O Diva, fa’ crescere la prole e
prospera i decreti dei Padri per le muliebri
nozze, e per la legge maritale di nuova
prole feconda,
onde il giro fissato di cento e dieci anni
riconduca i ludi e i cantici, affollati tre volte
nel chiaro giorno, e tre volte nella
notte gioconda.
Voi che veraci annunziaste, o Parche,
una volta per sempre ciò
che il fato disse, e ciò
che i sicuri eventi confermeranno, aggiungete
fati ai fatti antichi buoni già compiuti!
La terra fertile di messi e greggi
Offra a Cerere corone di spighe;
nutrano i frutti l’acque salubri
e le aure di Giove!
Placido e mite, ora che hai riposto il dardo,
ascolta, Apollo, i supplici fanciulli;
Luna, bicorne dea degli astri, ascolta
tu le fanciulle!
Se Roma è opera vostra, e se le schiere
Troiane approdarono all’etrusco
lido con l’ordine di cambiare dei e città
con un viaggio favorevole,
cui senza infamia tra le fiamme d’Ilio
il casto Enea, superstite della patria,
aprì un cammino libero per dare ai rimasti
sorte più grande,
Dei, date buon costume ai giovani sottomessi
e ai vegliardi placida quiete,
e date alla gente di Romolo la potenza,
la discendenza ed ogni gloria;
e quanto, offrendo bianchi buoi, l’illustre
sangue d’Anchise e Venere vi chieda,
egli l’ottenga, egli nell’armi altero,
mite col nemico vinto.
Già teme il Medeo la sua mano, potente
per terra e in mare, e le latine scuri;
già Sciiti ed Indi, poco fa ribelli,
chiedono leggi.
Già Fede e Pace, e Onore e il Pudore prisco
e la Virtù negletta osano tornare;
e già beata col suo corno pieno
viene l’Abbondanza.
Se Apollo, adorno dello splendido arco,
augure e amico delle nove Muse,
che ristora le membra stanche
con l’arte salutare,
guardi benigno i colli Palatini,
di lustro in lustro proroghi lo stato romano
ed il Lazio a tempi
sempre migliori,
e Diana, che possiede l’Algido e l’Aventino,
si curi delle preghiere dei quindecemviri
ed ascolti le suppliche dei giovinetti.
Io porto a casa la buona e sicura speranza
che Giove e tutti i Numi sentano questo,
io dotto nel cantare i canti di Febo
e le lodi di Diana.

BUON SOLSTIZIO!


Il Solstizio d’Inverno è il passaggio dalle Tenebre alla Luce e tale constatazione ha pervaso le celebrazioni attraverso i secoli. All’attesa puramente cerimoniale dei più e alla concentrazione pulita e speranzosa di molti che si limitano però alla categoria dualistica più volgare e dozzinale, si collega anche un’introspezione reale più selezionata. Nulla più del Solstizio dà il senso quasi tangibile del Solve et Coagula e nulla più del Solstizio d’Inverno detta una riflessione, un ripiegamento su di sé nel momento di trapasso, tra la morte della luce e la rinascita della luce: è quasi un morire a se stessi per rinascere purificati.

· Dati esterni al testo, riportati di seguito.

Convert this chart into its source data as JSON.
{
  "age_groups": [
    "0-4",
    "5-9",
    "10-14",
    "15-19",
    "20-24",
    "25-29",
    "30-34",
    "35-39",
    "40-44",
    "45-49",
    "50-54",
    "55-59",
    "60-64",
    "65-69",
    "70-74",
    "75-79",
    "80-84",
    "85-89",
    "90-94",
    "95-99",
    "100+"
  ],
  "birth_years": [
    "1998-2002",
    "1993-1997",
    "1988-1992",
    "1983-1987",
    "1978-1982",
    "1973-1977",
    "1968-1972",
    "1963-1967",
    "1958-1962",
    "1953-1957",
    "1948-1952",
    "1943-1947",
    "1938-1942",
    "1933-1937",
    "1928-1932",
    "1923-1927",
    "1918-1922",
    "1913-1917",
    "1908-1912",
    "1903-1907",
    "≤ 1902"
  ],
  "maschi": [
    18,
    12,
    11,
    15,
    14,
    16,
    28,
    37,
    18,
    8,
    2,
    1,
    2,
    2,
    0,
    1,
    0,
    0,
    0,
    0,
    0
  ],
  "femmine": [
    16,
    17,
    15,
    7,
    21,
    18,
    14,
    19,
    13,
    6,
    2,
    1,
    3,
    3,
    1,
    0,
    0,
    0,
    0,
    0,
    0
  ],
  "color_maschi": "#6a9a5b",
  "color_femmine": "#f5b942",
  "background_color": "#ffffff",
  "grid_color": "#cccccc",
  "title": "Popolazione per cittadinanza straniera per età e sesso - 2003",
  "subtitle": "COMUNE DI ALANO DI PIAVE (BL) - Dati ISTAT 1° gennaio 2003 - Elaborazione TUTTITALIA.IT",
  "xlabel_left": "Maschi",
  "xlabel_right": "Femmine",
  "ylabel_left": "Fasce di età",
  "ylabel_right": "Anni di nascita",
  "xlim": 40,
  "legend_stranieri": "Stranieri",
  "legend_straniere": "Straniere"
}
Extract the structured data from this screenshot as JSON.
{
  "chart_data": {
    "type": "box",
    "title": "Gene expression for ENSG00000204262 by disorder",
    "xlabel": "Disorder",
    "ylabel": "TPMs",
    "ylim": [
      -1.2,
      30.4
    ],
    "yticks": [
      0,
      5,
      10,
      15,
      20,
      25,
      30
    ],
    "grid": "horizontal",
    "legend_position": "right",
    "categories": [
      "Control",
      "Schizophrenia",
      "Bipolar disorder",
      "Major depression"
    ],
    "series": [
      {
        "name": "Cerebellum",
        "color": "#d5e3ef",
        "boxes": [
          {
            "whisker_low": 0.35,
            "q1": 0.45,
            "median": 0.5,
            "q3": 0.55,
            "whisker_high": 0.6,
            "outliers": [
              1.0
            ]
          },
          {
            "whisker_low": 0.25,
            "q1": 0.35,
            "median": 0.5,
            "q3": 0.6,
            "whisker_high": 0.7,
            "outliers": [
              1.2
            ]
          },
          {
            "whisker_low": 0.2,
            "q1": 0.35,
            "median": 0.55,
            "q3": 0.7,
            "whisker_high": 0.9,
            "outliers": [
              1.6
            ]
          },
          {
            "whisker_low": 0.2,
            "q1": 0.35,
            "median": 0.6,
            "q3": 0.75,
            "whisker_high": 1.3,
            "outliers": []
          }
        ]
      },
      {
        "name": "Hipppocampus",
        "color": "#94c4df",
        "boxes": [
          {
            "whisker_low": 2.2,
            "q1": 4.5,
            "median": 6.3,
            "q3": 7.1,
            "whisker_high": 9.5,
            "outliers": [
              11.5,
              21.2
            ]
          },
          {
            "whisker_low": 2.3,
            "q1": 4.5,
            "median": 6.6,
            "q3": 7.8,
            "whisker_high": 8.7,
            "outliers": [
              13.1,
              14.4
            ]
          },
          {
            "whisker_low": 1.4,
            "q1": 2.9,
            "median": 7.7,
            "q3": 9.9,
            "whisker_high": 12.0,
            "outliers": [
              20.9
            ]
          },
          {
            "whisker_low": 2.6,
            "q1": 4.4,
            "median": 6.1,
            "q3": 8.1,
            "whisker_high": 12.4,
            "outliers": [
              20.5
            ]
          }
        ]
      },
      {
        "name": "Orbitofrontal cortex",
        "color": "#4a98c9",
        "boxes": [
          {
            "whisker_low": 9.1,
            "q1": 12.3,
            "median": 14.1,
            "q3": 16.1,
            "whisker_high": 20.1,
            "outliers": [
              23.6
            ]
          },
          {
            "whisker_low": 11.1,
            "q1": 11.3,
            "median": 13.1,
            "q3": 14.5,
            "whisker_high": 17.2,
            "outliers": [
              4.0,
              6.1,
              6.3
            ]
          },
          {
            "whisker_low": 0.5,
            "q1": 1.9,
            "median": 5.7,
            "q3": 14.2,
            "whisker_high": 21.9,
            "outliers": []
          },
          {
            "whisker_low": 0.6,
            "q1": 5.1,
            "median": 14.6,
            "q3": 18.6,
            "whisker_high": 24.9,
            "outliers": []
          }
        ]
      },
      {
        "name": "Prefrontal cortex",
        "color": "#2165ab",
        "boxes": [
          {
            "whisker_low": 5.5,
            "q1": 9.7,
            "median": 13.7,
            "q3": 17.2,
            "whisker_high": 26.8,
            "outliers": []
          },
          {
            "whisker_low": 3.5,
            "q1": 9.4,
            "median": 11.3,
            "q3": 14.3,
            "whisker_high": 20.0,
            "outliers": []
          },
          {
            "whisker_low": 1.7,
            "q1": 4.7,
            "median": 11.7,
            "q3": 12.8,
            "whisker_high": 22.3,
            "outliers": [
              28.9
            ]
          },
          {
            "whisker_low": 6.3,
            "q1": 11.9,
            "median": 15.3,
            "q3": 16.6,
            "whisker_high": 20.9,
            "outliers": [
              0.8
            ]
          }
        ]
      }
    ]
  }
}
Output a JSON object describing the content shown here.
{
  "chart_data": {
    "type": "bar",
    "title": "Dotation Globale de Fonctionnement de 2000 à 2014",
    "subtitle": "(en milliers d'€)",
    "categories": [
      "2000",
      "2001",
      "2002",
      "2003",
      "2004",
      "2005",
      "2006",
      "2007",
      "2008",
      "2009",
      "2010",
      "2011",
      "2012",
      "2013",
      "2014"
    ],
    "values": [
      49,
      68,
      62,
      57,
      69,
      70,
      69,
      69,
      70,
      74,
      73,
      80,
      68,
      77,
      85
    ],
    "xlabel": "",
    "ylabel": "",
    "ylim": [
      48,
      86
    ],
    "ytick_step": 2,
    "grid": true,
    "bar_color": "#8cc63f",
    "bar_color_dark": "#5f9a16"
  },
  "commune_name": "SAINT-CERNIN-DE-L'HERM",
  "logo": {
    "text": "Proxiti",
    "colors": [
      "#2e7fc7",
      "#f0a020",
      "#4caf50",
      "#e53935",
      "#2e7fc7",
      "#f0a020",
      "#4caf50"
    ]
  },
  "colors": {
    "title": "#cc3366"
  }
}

Per questo, oltre che per il momento astronomico assiale, nulla più del Solstizio d’Inverno ha espresso il momento cardine per ognuna delle funzioni delle civiltà normalmente tripartite.
L’ultima difesa della terra ha motivato i contadini, l’esiguità della luce e il suo tremore ha stimolato i sacerdoti, la prova intima e nuda con se stessi nel momento in cui tutto è messo in discussione, ha esaltato i guerrieri.
Il Sole rinascente ha unito e sublimato tutti.
Le culture tradizionali e guerriere riemerse nel XX secolo si sono cementate su questo piedistallo e, financo dopo l’avvento del potere globale antitradizionale e criminale che le stroncò, chi ad esse si è continuato a riferire ha mantenuto questa concezione vivificante e alcuni momenti comunitari solstiziali la cui importanza trascende la stessa consapevolezza di chi continua a viverli.